Politics of any sort runs on money, and the Church has its own politics. That’s a given.

The scandal — and it is scandalous — is that Catholic bishops are reported to be using monies raised from the faithful as part of Lenten almsgiving to put pressure on other bishops to accede to gay rights. I have said repeatedly — and I meant it — that I have no problem with homosexual priests. However, I have a major problem with insincere priests who do not hold an authentic faith in and followership of Christ.

It makes no difference to me if the priest is homosexual or straight. But they must be priests first.

I hope more details about this emerge quickly. If the Swiss bishops are mis-using alms in this manner, they need to be brought to heel. If they are truly engaging with outside groups to pressure other bishops to accede to external, secular, political agendas that run counter to Church teaching, that needs to stop, as well.

We need leadership in these times. This has the earmarks of self-serving misuse of power and mis-appropriation of funds that violates the trust of those who have given money to the Church. It also raises real questions as to whether the Swiss bishops are following Christ and teaching the Gospels, or attempting to lead the Church away from Him and His Word.

From The Catholic News Agency:

.- The Swiss Catholic Lenten Fund and a major U.S. foundation have helped fund an LGBT activist project intended to counter West African bishops at the Catholic Church’s Synod on the Family.

The Netherlands-based European Forum of LGBT Christian Groups originally planned to make a documentary film of self-identified LGBT Catholics in Ghana, Togo, Benin, Nigeria and Cameroon.

“Reacting to the extremely negative influence from bishops from Western Africa on the final document of the Family Synod 14, we found it important to bring the voices of LGBT Catholics from this region to broader attention,” the European Forum said in its 2014-2015 activity report.

The forum’s activities report said the project was funded by the Swiss Catholic Lenten Fund Fastenopfer and the Arcus Foundation.

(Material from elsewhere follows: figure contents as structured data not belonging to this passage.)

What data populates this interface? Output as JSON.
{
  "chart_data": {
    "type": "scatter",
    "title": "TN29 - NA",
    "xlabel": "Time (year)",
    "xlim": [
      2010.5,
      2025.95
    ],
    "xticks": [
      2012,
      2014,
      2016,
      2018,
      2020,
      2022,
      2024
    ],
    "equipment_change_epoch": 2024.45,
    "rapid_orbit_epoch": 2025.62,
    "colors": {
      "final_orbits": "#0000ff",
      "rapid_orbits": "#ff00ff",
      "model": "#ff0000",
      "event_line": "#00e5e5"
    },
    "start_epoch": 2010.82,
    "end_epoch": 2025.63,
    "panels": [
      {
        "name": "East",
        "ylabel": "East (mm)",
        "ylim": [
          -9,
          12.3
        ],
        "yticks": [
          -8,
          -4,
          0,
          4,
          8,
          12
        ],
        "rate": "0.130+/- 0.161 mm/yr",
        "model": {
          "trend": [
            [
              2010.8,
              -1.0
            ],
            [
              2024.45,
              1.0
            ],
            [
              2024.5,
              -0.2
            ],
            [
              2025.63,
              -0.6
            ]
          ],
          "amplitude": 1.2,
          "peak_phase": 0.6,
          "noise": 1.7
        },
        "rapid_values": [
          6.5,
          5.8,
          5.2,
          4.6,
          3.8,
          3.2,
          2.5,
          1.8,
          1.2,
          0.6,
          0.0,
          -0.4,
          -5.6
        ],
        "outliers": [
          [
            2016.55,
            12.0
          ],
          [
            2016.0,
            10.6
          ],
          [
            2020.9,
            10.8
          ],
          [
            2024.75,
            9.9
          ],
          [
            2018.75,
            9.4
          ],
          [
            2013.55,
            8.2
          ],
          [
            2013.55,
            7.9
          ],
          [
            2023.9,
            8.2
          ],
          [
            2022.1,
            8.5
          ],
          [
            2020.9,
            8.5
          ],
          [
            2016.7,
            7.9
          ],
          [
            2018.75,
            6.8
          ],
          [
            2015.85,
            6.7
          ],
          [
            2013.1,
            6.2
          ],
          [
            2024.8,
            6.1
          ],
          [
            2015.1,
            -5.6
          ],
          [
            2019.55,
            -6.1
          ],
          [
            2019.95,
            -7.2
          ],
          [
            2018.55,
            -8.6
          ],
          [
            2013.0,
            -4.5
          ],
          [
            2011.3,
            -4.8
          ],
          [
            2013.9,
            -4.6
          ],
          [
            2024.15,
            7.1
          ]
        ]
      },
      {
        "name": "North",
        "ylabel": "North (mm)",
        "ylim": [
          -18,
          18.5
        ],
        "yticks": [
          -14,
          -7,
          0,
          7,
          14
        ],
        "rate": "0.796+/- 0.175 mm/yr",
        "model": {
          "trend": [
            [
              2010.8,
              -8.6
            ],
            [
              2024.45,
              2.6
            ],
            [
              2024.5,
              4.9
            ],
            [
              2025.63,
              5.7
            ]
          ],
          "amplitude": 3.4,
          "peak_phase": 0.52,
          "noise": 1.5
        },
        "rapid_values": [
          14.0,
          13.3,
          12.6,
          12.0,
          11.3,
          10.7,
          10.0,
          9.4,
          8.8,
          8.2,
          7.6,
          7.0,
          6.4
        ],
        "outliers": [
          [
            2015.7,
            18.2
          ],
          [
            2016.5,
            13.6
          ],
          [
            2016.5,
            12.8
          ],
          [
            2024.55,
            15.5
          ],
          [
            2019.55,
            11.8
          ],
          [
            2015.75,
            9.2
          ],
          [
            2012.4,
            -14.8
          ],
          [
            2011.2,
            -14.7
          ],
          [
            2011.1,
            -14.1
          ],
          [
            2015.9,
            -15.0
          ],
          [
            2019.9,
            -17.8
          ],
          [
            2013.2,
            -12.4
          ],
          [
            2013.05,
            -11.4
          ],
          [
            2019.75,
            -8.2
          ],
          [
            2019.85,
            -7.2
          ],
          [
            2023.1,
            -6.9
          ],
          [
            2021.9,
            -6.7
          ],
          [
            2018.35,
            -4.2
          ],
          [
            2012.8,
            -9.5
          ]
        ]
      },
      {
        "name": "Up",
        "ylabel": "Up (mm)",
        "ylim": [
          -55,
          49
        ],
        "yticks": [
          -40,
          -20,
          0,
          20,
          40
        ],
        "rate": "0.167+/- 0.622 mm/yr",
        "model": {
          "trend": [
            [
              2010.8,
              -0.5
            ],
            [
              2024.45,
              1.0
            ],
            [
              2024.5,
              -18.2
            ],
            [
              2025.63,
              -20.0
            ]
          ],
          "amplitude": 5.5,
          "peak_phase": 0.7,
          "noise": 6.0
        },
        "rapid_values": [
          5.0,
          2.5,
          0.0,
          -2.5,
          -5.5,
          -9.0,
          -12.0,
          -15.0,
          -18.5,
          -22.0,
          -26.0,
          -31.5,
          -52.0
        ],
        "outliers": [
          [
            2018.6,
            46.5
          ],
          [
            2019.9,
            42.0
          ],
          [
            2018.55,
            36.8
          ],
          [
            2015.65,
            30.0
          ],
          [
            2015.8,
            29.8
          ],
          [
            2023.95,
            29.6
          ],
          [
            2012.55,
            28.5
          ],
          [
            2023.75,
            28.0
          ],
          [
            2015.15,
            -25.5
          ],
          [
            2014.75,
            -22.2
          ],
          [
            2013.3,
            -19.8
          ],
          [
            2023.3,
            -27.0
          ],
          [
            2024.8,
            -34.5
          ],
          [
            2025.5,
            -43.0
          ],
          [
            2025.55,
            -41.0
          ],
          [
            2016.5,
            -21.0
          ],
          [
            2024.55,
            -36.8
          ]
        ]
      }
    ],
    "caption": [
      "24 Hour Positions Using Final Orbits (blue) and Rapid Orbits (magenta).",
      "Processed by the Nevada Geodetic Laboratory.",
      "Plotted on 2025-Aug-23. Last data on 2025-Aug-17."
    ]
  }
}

The wealthy U.S.-based foundation has given hundreds of thousands of dollars to LGBT activist groups to target the synod.

But Fastenopfer is a Catholic development organization. It traditionally raises its funds during Lenten almsgiving. Its Italian-language name is Sacrificio Quaresimale, which means “Lenten Sacrifice.”

Bishop Felix Gmur of Basel, Switzerland is president of the Lenten fund’s foundation council, which oversees the NGO’s directors group. Two of the nine members of the foundation council are named by the Conference of Swiss Bishops, with the rest being named by a separate body.